Override for the second element of estimatekey, to easily extract the ‘filter’ and ‘mle’ estimates, if both have been created (if ‘mle’ was chosen then the ‘filter’ estimate is also created as a by-product).

Returns
dict

The probability trajectory at the specified times. The keys are the possible circuit outcomes and the value for an outcome is a list, which is the probability trajectory for that outcome.

maximum_tvd_bound(circuit, dskey=None, estimatekey=None, estimator=None)

Summarizes the size of the detected instability in the input circuit, as half the sum of the absolute values of the amplitudes in front of the non-constant basis functions in the estimate of the probability trajectories for that circuit.

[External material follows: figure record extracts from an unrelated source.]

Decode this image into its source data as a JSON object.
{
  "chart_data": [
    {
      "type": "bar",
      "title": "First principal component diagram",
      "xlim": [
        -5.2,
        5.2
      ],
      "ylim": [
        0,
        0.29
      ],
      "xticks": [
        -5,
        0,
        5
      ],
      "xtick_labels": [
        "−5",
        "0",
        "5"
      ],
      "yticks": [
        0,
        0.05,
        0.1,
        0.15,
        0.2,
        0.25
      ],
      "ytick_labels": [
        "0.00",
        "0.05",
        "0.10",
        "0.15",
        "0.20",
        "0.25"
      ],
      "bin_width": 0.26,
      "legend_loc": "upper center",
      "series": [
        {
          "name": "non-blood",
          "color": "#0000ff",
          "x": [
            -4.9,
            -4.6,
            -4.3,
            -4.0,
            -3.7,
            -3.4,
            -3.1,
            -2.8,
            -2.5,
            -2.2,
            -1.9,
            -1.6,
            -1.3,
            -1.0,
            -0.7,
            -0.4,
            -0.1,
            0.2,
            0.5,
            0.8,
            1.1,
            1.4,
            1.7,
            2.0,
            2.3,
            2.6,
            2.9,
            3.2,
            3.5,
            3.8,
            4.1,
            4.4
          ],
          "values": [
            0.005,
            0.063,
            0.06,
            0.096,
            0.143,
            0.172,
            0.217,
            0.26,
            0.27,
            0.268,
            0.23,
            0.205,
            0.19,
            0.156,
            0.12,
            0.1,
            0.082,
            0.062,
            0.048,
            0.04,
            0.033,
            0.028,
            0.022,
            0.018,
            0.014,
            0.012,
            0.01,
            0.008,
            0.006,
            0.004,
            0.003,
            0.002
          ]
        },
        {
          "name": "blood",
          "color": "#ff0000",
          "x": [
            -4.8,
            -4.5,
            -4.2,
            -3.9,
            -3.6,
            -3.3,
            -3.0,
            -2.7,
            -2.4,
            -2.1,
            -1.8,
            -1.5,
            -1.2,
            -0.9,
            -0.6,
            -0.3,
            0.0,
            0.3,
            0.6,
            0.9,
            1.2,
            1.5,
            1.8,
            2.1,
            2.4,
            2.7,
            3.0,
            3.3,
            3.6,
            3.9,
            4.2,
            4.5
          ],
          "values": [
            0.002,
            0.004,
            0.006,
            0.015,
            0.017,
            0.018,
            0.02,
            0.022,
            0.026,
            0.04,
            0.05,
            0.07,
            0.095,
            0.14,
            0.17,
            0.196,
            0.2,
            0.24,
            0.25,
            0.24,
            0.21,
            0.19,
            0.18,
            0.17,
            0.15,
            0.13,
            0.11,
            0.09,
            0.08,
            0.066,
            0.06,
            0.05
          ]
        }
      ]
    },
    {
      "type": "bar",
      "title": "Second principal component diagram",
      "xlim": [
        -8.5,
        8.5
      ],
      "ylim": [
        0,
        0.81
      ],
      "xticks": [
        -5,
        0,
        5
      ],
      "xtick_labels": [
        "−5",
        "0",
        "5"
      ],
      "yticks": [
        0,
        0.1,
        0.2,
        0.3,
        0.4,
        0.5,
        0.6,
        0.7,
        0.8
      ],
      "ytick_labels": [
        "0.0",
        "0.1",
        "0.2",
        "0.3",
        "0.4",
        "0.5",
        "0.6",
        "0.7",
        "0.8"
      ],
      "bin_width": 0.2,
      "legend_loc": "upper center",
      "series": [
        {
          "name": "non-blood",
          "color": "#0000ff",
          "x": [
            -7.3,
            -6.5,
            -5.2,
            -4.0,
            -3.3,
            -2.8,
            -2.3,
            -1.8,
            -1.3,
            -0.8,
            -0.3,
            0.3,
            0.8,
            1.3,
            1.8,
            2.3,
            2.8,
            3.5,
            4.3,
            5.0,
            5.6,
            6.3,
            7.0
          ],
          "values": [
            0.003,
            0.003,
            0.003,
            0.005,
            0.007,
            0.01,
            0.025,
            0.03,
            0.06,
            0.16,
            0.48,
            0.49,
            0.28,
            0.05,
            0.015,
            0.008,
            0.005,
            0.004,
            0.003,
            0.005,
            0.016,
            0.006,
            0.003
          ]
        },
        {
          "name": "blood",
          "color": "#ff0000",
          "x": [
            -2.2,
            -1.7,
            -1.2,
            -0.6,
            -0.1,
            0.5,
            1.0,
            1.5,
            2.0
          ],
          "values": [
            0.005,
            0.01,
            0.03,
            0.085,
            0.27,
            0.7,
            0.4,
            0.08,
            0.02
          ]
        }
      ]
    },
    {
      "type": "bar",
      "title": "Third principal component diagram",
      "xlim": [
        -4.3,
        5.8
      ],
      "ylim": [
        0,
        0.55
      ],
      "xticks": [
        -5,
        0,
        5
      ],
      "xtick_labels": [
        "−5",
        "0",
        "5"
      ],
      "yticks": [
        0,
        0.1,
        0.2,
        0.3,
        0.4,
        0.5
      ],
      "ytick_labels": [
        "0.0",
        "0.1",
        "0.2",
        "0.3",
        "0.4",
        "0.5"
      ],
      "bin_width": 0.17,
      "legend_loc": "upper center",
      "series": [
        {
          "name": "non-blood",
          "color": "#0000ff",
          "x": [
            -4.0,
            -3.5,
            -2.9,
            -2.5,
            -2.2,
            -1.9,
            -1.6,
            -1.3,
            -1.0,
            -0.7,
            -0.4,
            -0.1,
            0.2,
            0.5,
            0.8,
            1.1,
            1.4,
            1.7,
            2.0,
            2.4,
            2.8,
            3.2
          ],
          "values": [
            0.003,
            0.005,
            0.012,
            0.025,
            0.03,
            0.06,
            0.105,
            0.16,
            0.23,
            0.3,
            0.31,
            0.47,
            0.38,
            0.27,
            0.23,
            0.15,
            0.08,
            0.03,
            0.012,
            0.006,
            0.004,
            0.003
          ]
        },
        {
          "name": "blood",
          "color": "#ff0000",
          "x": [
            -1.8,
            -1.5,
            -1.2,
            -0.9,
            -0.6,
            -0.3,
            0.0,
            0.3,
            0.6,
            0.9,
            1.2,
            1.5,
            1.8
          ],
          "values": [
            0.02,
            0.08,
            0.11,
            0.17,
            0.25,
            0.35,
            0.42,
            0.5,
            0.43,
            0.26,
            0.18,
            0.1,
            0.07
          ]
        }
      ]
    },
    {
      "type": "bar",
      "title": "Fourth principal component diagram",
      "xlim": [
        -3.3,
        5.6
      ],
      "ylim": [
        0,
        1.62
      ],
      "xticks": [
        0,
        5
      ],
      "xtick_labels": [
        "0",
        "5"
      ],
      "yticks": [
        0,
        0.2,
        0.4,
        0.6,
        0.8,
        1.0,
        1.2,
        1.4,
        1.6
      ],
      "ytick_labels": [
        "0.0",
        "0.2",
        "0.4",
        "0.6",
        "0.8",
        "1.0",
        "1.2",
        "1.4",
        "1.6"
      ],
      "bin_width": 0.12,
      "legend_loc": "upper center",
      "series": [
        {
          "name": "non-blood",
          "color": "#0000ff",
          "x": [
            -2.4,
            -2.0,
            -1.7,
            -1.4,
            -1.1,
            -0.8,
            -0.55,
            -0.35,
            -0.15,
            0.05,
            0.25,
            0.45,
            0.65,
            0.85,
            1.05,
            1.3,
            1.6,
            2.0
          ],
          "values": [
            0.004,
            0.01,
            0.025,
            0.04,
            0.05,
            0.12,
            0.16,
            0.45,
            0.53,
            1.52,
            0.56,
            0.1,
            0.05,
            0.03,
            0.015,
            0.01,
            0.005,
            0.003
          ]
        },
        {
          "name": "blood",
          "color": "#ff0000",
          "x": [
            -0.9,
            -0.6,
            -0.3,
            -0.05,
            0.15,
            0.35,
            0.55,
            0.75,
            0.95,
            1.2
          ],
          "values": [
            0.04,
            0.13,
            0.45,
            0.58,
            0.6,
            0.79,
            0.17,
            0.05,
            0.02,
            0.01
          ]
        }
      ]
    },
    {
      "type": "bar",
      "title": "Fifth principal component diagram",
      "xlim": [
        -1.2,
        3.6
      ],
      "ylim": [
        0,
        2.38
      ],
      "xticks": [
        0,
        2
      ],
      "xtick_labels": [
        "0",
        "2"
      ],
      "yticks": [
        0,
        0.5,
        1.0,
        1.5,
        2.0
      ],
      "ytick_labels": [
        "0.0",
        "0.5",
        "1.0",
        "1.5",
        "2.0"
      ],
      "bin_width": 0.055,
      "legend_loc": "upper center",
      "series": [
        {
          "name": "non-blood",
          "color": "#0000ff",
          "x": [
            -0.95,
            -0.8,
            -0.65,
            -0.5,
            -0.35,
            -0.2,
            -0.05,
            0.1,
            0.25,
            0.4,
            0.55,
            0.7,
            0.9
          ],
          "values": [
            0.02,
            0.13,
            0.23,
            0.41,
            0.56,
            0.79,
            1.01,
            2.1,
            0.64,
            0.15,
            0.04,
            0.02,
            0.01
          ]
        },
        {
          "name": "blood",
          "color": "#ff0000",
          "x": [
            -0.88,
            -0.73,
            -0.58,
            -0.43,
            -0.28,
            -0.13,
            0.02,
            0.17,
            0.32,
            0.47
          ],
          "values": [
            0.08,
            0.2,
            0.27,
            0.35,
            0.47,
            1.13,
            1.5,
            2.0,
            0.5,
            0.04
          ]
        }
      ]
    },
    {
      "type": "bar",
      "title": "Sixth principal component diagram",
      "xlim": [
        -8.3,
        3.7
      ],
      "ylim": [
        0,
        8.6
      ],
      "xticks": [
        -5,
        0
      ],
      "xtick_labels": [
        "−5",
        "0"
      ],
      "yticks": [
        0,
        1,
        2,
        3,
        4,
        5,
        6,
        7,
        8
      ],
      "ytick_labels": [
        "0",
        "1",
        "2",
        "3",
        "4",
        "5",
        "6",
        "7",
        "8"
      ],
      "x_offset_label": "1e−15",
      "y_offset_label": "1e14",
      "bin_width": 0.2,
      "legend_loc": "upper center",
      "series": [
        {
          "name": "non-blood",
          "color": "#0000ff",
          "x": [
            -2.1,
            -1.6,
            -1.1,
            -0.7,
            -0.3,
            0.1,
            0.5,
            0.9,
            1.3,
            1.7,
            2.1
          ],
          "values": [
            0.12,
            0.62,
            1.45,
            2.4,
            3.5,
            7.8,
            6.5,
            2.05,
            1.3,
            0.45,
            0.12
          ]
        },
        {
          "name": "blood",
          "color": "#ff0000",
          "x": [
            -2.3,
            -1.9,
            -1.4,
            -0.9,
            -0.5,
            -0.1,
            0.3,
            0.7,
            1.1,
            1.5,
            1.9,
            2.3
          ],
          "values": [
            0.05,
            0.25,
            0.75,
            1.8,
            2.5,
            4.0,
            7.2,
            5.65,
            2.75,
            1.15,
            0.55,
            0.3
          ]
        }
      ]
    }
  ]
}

This is an upper bound on the maximum TVD between the instaneous probability distribution (over circuit outcomes) and the mean of this time-varying probability distribution, with this maximization over all times.

Parameters
circuitCircuit

The circuit to estimate the size of the instability for.

dskeyNone or string, optional

The DataSet to estimate the size of the instability for. Need if more than one DataSet has been analyzed, but otherwise can be left as None.

estimatekeyNone or tuple, optional

The probability trajectory estimate to use. If None, then the default estimate is used.

estimatorNone or string, optional

Overrides the second element of estimatekey, to easily select the ‘filter’ and ‘mle’ estimates.

Returns
float

The size of the instability in the circuit, as quantified by the amplitudes in the probability trajectory model.

maxmax_tvd_bound(dskey=None, estimatekey=None, estimator=None)

The quantity returned by maximum_tvd_bound maximized over circuits. See the docstring of that method for more details.